L’Amministrazione garantirà con fondi aggiuntivi la stessa copertura di quest’anno per i servizi come nidi, Cred, trasporto scolastico, gestione dei musei e degli impianti sportivi

MANTOVA – L’emergenza Covid-19 ha generato per le casse comunali minori entrate e maggiori spese. L’amministrazione Palazzi però ha adottato e sta adottando una serie di misure, inserite nel Piano Mantova, tese a non far ricadere sui cittadini le conseguenze di questa minore disponibilità di risorse.

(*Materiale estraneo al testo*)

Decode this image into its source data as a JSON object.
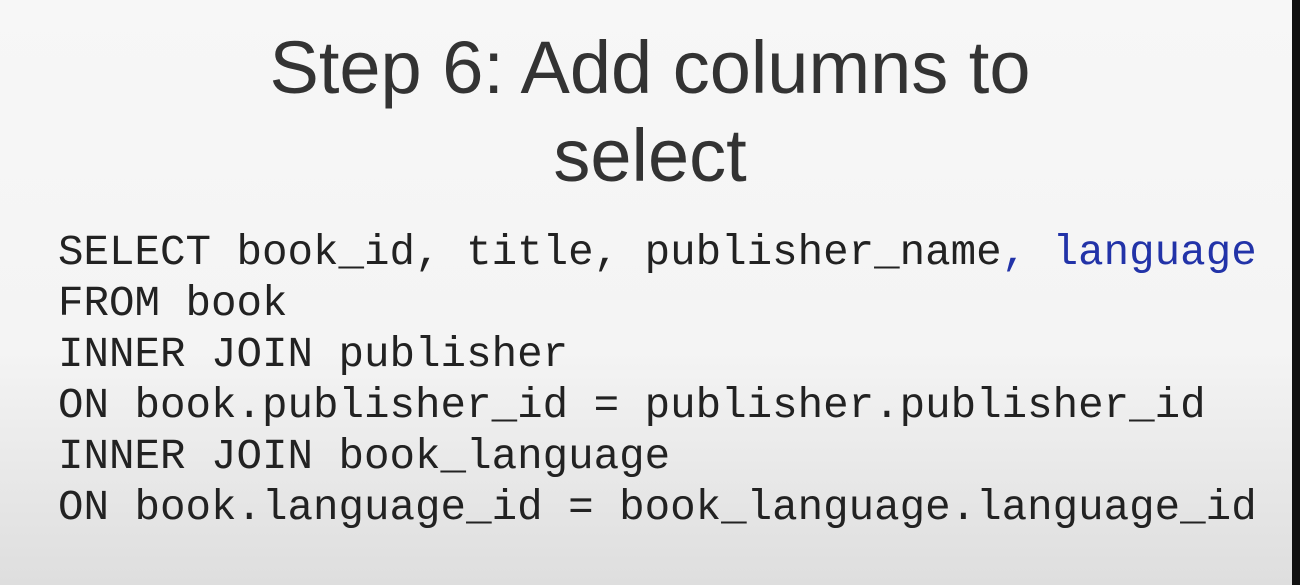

In particolare lo sforzo dell’amministrazione guarda a tutti quei servizi fondamentali a domanda individuale rispetto ai quali il Comune garantisce una copertura finanziaria di parte dei costi vivi, così da alleggerire il carico dei costi che grava sugli utenti.

Ogni anno la Giunta determina il tasso di copertura dei costi dei servizi a domanda individuale, ovvero la parte dei costi di cui il Comune si fa direttamente carico per i servizi quali nidi, Cred, trasporto scolastico, gestione dei musei e degli impianti sportivi. La delibera approvata mercoledì scorso dalla Giunta prevede di fissare il tasso di copertura media per il 2021 al 41,01% non potendo più mantenere il tasso di copertura del 2020, fissato al 47,95%, a causa delle minori entrate e delle maggiori spese dovute all’emergenza Covid.

Questa riduzione del tasso però non porterà ad un aggravio delle rette per gli utenti. Per mantenere la copertura del 2020, infatti, il Comune avrebbe potuto aumentare le rette per garantirsi le risorse finanziarie necessarie. Tuttavia, ciò non avverrà e quindi per i cittadini non cambierà nulla, poiché la differenza verrà coperta con altri fondi del bilancio comunale.

“Nonostante l’emergenza Covid abbia fortemente penalizzato anche le casse comunali – ha sottolineato il vicesindaco ed assessore al Bilancio Giovanni Buvoli -, stiamo facendo tutto ciò che è necessario per evitare gli aumenti delle rette e delle tariffe per i cittadini. Lo abbiamo fatto con le rette delle Rsa di Aspef e ora con quelle dei servizi a richiesta individuale, come i nidi, che resteranno gratuiti per tutti, i Cred, il trasporto scolastico e la gestione dei musei e degli impianti sportivi. Non permetteremo che le famiglie, in questo momento difficile per tutti, debbano sobbarcarsi costi aggiuntivi”.